ROANOKE TIMES

                         Roanoke Times
                 Copyright (c) 1995, Landmark Communications, Inc.

DATE: SATURDAY, March 2, 1991                   TAG: 9103020447
SECTION: VIRGINIA                    PAGE: A6   EDITION: NEW RIVER VALLEY 
SOURCE: Associated Press
DATELINE: NORFOLK                                LENGTH: Medium


FALWELL SAYS WAR REVIVED SPIRITUAL VALUES

The quick and decisive victory of the United States and its allies in the Persian Gulf War has produced an America on the threshold of a spiritual revival, the Rev. Jerry Falwell said Friday night.

"I do not remember any time in my 57 years when so much prayer was going up," Falwell told an audience of about 800 people at an "I Love America" rally. "I believe the stage is set if we can build on what has happened."

The rally by Falwell, founder of Liberty University and the now-defunct Moral Majority, originally was intended to be the on-the-road kickoff for a series of similar events across the country to support American forces in the Persian Gulf and President Bush's decision to go to war against Iraq.

However, the sudden end of the war this week changed the evangelist's plans, making the Norfolk event "our first and only `I Love America' on the road. But I'm still glad we planned it," he said. An initial rally was held Feb. 10 at Falwell's home church, Thomas Road Baptist in Lynchburg.

About a dozen peace demonstrators marched outside the downtown rally while groups of youngsters and students from Falwell's Liberty University sang patriotic songs inside.

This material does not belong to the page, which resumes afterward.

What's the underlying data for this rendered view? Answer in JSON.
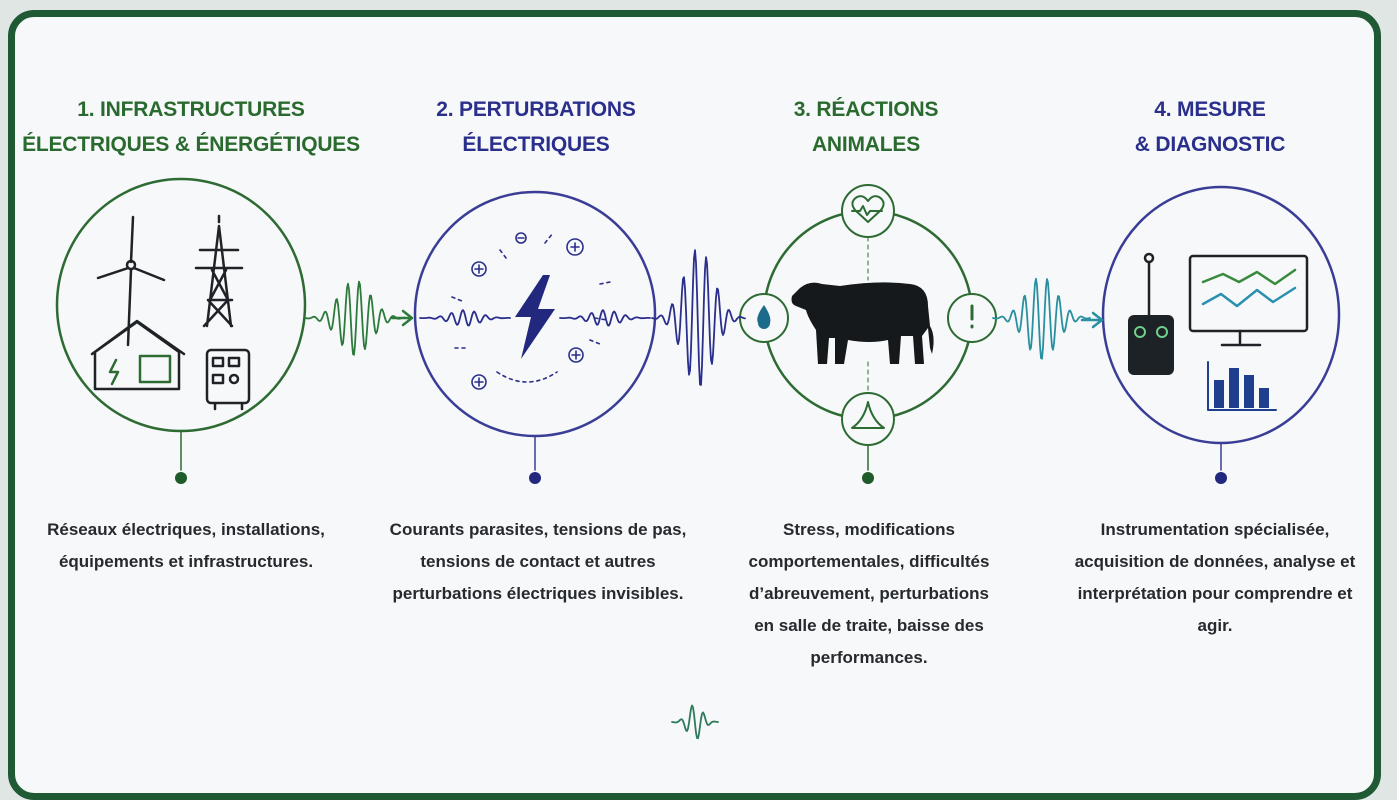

The demonstrators carried signs such as "Celebrate Death?" and "Arab Land for Arab People." Al Long of the Coalition to Stop U.S. Intervention in the Middle East said it would be a mistake to think the war is over. "It's more in an occupation phase now," he said.

Falwell, standing in front of a huge American flag and on a stage draped with red, white and blue banners connected by yellow ribbons, said he was grateful for the swift victory, the low number of casualties and the decisive leadership of Bush. But America's success came from a higher power, he said.

"As much as I appreciate the president, it is my opinion that what happened in the Middle East. . . was nothing short of a miracle," he said.

America turned from being a country that almost forgot its spiritual base in the 1960s and 1970s to a rediscovery of the concept of "one nation under God," he said.

"How wonderful, indeed, that God has seen fit to give us another chance," he said.